Interpretation #1: I still wasn't over Lana completely and only broke up with her because I loved her too much to hurt her any further. When I witnessed how quickly she had moved on and the fact it was with one of my assumed closest friends, I couldn't help but wish I was still with her. This interpretation was false on all counts but possibly the best way anyone else could see it as. This way, Lex didn't look at me weirdly. On the other hand, he could become angry with me, thinking I might steal Lana away from him and what not. Let me repeat: this interpretation was false on all counts.

Interpretation #2: I had fallen in love with Lex over the year and always been a little jealous of his girlfriend, etc. But I always had Lana there and never thought much of it. But after the breakup with Lana and witnessing her kissing Lex, all my fantasies about Lex came abrupting to the surface. This interpretation was one hundred percent correct. If people saw it this way, however, Lex might feel different about our friendship, and other people would feel differently about me completely. In no way could I win.

"Lana..." The question was though, do I go with a fictional version and have Lana hate me, or the truth and have Lana...still hate me. "It's not like that."

"Then what is it like Clark?" She was walking towards me and then kneeling next to me.
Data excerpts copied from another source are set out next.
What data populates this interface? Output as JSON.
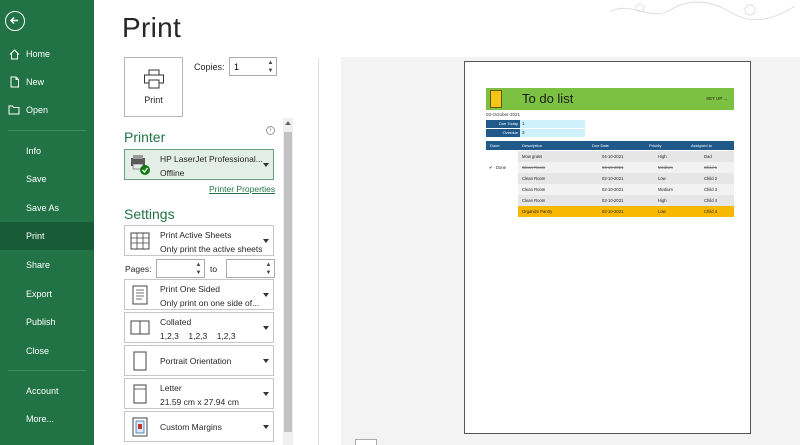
{
  "nav": {
    "items": [
      {
        "key": "home",
        "label": "Home",
        "icon": "home-icon"
      },
      {
        "key": "new",
        "label": "New",
        "icon": "new-document-icon"
      },
      {
        "key": "open",
        "label": "Open",
        "icon": "folder-icon"
      },
      {
        "key": "info",
        "label": "Info"
      },
      {
        "key": "save",
        "label": "Save"
      },
      {
        "key": "save-as",
        "label": "Save As"
      },
      {
        "key": "print",
        "label": "Print",
        "active": true
      },
      {
        "key": "share",
        "label": "Share"
      },
      {
        "key": "export",
        "label": "Export"
      },
      {
        "key": "publish",
        "label": "Publish"
      },
      {
        "key": "close",
        "label": "Close"
      },
      {
        "key": "account",
        "label": "Account"
      },
      {
        "key": "more",
        "label": "More..."
      }
    ]
  },
  "panel": {
    "title": "Print",
    "print_button": "Print",
    "copies_label": "Copies:",
    "copies_value": "1",
    "printer_heading": "Printer",
    "printer_name": "HP LaserJet Professional...",
    "printer_status": "Offline",
    "printer_properties": "Printer Properties",
    "settings_heading": "Settings",
    "pages_label": "Pages:",
    "pages_to": "to",
    "settings": [
      {
        "key": "sheets",
        "line1": "Print Active Sheets",
        "line2": "Only print the active sheets",
        "icon": "sheet-grid-icon"
      },
      {
        "key": "sided",
        "line1": "Print One Sided",
        "line2": "Only print on one side of...",
        "icon": "one-sided-icon"
      },
      {
        "key": "collated",
        "line1": "Collated",
        "line2": "1,2,3    1,2,3    1,2,3",
        "icon": "collated-icon"
      },
      {
        "key": "orientation",
        "line1": "Portrait Orientation",
        "line2": "",
        "icon": "portrait-icon"
      },
      {
        "key": "paper",
        "line1": "Letter",
        "line2": "21.59 cm x 27.94 cm",
        "icon": "paper-size-icon"
      },
      {
        "key": "margins",
        "line1": "Custom Margins",
        "line2": "",
        "icon": "margins-icon"
      }
    ]
  },
  "sheet": {
    "title": "To do list",
    "setup": "SET UP →",
    "date": "03-October-2021",
    "due_today_label": "Due Today",
    "due_today_value": "1",
    "overdue_label": "Overdue",
    "overdue_value": "3",
    "headers": [
      "Done",
      "Description",
      "Due Date",
      "Priority",
      "Assigned to"
    ],
    "rows": [
      {
        "done": "",
        "desc": "Mow grass",
        "due": "04-10-2021",
        "priority": "High",
        "assigned": "Dad",
        "struck": false,
        "bg": "#e6e6e6"
      },
      {
        "done": "Done",
        "desc": "Clean Room",
        "due": "03-10-2021",
        "priority": "Medium",
        "assigned": "Child 1",
        "struck": true,
        "bg": "#f2f2f2"
      },
      {
        "done": "",
        "desc": "Clean Room",
        "due": "02-10-2021",
        "priority": "Low",
        "assigned": "Child 2",
        "struck": false,
        "bg": "#e6e6e6"
      },
      {
        "done": "",
        "desc": "Clean Room",
        "due": "02-10-2021",
        "priority": "Medium",
        "assigned": "Child 3",
        "struck": false,
        "bg": "#f2f2f2"
      },
      {
        "done": "",
        "desc": "Clean Room",
        "due": "02-10-2021",
        "priority": "High",
        "assigned": "Child 4",
        "struck": false,
        "bg": "#e6e6e6"
      },
      {
        "done": "",
        "desc": "Organize Pantry",
        "due": "02-10-2021",
        "priority": "Low",
        "assigned": "Child 4",
        "struck": false,
        "bg": "#f9b800"
      }
    ]
  },
  "colors": {
    "nav_bg": "#217346",
    "nav_active": "#185c37",
    "accent": "#217346",
    "banner": "#7cc142",
    "table_header": "#1f5a8a"
  }
}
There was no way she was going to let this go. I was at a loss for words. What were you supposed to tell someone in this situation? And then, like a saving grace, my cell phone rang. I exhaled slowly, as to not show how thankful I was for this call. She stood up and walked over to the steps, rubbing her hand on her forehead. I quickly reached for the phone and smiled at the name 'LOIS' written across it in big black letters. Of course she informed me of how things were with my mom, etc. It was a good thing Lois could talk the ears off an elephant because Lana began to get annoyed and I could tell she was about to leave. I hung up the phone and she just stared at me with pleading eyes. "We can talk later, I have to be somewhere."

Without even waiting for a reply from me she took off down the steps. I went to the window to watch her leave. I never felt so isolated in my entire life. No matter how different I was and how I thought I was going to be alone forever, those feelings didn't come close to being as bad as they were now. The fact that no one was around to console me hurt even more. And then, Lex came.